KEVIN HARRIS: Which chapter of the Bible do you think most sheds light on this? I am thinking Philippians chapter 2 where he was by very nature God and yet then it talked about setting aside his rights to deity. You covered this in Defenders class a lot. A lot of questions and a lot of people were commenting on it.

DR. CRAIG: Certainly in Philippians 2 you do have this magnificent statement of the incarnation – the full deity of Christ and yet taking on human form, the form of a servant, and then being obedient unto death. But it is not important to rely on any single biblical passage. We want to have a view that is consistent with all of the teaching of the New Testament about the person of Christ. This will include the Gospels as well which portrayed Jesus as having an ordinary human consciousness that grew from infancy, through boyhood, to manhood, and that knew the anxieties and the sorrows and the fatigue that are common to human beings. The incarnation should not be thought of as Superman disguised as Clark Kent. I think that is the view of the incarnation that many Christians tend to have: it is essentially a disguise. But a real incarnation such as you have in the New Testament would involve the baby Jesus having a consciousness like any normal infant, and the boy Jesus having a childhood consciousness, growing up and increasing in wisdom as he increased in stature.[3] The book of Hebrews even says that he was perfected through suffering. So we need to have a doctrine of the incarnation that takes the humanity of Christ seriously.

KEVIN HARRIS: This is a prime example – it sounds like to me – of how we take crucial passages throughout the Bible, but then we have some room here where we have to apply some philosophy and some theology in order to get a full-orbed view here. Fill in some of the blanks, and so on.

DR. CRAIG: Boy, is that true! Anybody who claims that he doesn’t go beyond the Bible doesn’t have an orthodox doctrine of the Trinity or the incarnation because these doctrines are shot through with philosophy – talk of persons and natures and essences and substances and things of that sort. These doctrines are formulated in philosophical categories.

KEVIN HARRIS: There just may be some key passages that we would go to from time to time to inform us on these.

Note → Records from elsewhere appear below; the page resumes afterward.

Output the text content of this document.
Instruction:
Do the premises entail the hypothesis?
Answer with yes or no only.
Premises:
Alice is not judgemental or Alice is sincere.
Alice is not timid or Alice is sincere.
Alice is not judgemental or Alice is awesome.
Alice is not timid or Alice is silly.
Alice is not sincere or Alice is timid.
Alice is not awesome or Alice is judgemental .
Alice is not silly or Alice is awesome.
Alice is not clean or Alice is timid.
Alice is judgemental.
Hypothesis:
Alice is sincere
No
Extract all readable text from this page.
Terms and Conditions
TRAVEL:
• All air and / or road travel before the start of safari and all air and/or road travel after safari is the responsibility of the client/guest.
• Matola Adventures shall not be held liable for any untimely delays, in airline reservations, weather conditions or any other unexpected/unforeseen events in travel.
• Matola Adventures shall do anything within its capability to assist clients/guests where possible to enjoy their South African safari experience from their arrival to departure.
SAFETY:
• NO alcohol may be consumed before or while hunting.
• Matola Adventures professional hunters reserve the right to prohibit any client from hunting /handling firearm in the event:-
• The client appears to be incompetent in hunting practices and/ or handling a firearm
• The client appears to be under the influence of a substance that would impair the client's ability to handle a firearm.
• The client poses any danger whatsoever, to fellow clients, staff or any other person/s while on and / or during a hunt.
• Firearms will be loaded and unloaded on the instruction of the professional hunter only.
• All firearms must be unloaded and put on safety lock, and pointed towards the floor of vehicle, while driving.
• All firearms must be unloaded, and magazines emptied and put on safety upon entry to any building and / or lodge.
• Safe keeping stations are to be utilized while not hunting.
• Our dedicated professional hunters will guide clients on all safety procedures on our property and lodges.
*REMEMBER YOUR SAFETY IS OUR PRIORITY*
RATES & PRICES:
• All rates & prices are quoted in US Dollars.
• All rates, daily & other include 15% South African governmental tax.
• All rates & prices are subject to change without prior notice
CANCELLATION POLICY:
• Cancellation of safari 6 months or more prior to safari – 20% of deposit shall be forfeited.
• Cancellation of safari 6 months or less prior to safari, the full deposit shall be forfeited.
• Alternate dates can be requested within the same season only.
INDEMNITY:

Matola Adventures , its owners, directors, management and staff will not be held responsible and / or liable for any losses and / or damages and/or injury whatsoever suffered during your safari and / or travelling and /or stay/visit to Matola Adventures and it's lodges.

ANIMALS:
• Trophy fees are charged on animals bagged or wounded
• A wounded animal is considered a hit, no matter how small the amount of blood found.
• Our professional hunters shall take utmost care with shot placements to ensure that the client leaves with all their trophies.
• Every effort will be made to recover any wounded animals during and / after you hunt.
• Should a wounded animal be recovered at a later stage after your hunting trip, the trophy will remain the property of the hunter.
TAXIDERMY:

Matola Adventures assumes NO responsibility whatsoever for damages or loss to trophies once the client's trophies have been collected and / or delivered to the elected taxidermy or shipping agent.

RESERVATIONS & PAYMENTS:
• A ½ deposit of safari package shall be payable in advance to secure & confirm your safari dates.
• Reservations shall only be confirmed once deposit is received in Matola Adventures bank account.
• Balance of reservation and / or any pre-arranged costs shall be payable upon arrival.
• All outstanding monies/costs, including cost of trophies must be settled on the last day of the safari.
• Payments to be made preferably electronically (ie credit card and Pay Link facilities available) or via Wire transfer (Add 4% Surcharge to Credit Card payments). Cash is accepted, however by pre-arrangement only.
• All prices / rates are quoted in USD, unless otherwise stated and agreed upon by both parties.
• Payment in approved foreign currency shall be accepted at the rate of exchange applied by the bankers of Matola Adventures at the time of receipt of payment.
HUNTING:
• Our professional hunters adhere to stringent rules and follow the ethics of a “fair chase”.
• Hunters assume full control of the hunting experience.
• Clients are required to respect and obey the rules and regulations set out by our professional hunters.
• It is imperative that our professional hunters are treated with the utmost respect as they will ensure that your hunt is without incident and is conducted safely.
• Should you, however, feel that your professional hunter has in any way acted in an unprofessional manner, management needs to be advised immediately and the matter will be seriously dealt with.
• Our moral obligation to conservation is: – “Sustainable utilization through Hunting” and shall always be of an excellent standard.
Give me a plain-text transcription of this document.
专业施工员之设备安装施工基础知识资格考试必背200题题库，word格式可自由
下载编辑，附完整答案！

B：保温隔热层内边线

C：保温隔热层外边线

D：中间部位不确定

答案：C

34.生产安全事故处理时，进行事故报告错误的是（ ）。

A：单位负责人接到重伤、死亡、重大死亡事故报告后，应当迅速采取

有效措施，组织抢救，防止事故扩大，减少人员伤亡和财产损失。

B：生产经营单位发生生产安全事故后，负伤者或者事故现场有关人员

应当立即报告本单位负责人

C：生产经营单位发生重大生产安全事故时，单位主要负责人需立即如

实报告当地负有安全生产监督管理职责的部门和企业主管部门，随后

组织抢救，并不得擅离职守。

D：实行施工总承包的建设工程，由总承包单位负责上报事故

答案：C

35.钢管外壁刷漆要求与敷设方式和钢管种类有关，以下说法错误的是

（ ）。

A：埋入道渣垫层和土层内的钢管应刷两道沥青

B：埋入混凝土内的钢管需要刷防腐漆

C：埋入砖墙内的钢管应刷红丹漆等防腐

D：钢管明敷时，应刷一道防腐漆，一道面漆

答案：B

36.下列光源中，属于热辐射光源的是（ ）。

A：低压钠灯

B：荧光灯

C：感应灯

DR. CRAIG: Oh, certainly! Absolutely.

KEVIN HARRIS: As I was editing down the Defenders class, I remember thinking, “Bill, is the emphasis here on the fact that Jesus set aside his rights to deity, not his deity?” Because you cannot set aside deity, but he gave up some of his rights to deity in order to take the form of a servant.

DR. CRAIG: Yes. That’s right. I think the orthodox doctrine of the incarnation is not a matter of subtraction – taking things away from the divine nature to become incarnate. Rather it is a matter of addition – taking on in addition to the divine nature he already had a human nature with all of its essential properties. So we should think of the incarnation not as a matter of subtraction but of addition.

KEVIN HARRIS: This article really wanted to do two things. Teach an orthodox Christology and review your work on it in which he agrees, but also chastise people for not reading carefully enough and seeing a word in somebody’s article and thinking that they embrace it.

DR. CRAIG: Yes. According to this blog, he says, a lot of people have made judgments without ever having read what I’ve written about this in Philosophical Foundations for a Christian Worldview but just going on the basis of rumor and hearsay. He is certainly right to rebuke people for that.

KEVIN HARRIS: He says, “ If they have publicly called Craig a heretic for this reason, I would call them to publicly repudiate their comments and repent.”[4]